Poiché quelli di destra sono razzisti e anti immigrati, parliamo di quelli che stanno a sinistra, tutti ricchi, tutti proprietari di immobili, tutti aggrappati ai soldi come cozze allo scoglio… quanti di loro hanno affittato immobili a extracomunitari??? Proverbio ligure: “è bello fare i bulicci col culo degli altri”. Modus operandi della “rive gauche”, imporre agli altri quello che loro non farebbero MAI.

Gli extracomunitari vengono reclutati nei loro Paesi d’origine da organizzazioni soprattutto Italiane che li trasformano in redditizio business (pagando con quattro soldi la loro rischiosa traversata), per meglio “mascherare” la cosa hanno mutuato una nuova efficace figura dal web, new entry nel mondo della comunicazione e della manipolazione delle masse, si chiama “INFLUENCER”. Cani pastore che guidano immense mandrie di fessi, psicologi subliminali che gestiscono e pilotano pulsioni e stati d’animo dei meno avveduti. Fattore “M”, un bambino profugo morto sulla battigia ha un impatto emotivo superiore rispetto a quello di un terremotato crepato per ipotermia in una roulotte a -17° aspettando lo Stato.

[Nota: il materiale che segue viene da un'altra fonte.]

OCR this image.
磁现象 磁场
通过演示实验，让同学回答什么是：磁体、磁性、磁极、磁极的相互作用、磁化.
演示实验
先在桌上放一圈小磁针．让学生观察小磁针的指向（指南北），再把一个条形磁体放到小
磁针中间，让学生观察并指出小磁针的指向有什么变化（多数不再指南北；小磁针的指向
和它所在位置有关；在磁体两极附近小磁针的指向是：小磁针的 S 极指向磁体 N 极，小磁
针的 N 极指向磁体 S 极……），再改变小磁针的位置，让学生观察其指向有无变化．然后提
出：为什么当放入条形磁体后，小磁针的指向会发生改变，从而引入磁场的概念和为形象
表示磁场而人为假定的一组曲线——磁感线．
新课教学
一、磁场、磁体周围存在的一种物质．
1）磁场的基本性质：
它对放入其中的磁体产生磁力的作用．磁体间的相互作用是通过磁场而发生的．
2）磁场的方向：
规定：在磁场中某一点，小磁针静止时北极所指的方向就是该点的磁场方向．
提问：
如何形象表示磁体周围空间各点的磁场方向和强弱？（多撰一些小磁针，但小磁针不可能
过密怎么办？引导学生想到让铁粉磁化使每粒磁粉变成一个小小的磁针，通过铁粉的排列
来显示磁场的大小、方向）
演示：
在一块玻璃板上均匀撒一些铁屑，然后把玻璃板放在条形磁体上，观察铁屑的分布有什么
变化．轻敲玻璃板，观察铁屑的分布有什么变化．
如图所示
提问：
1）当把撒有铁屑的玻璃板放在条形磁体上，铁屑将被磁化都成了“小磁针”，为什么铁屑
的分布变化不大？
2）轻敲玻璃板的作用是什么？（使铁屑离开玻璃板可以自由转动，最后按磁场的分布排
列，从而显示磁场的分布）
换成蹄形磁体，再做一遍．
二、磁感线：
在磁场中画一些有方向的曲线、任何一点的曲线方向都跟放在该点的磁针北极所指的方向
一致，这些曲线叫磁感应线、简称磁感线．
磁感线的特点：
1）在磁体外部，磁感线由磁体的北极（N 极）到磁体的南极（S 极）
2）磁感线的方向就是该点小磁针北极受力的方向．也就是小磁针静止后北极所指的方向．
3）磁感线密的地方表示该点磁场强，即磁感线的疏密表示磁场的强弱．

Non è populismo, è sobrietà di pensiero confrontare le realtà dei disastrati abbandonati dai “mangioni” (quando un Presidente dice: “non vi lasceremo soli”, meglio darsi una grattatina ai gioielli, farsi la croce e rimboccarsi le maniche) e quelle degli immigrati nei resort che buttano il cibo, pretendono il wi-fi e ciondolano tutto il giorno, magari spacciando, stuprando, rubando e rompendo i coglioni al quartiere.

L’Italia è la Patria dell’arte, cioè, era la patria dell’arte, adesso è la Patria delle “opere” come quella in foto: “olio su teglia”, una nazione governata da cazzari che si arrogano il diritto di gestire le altrui proprietà, se hai un appartamento sfitto e non lo affitti a uno straniero sei un razzista xenofobo… solo una domanda… e magari ogni tanto mandarli affanculo???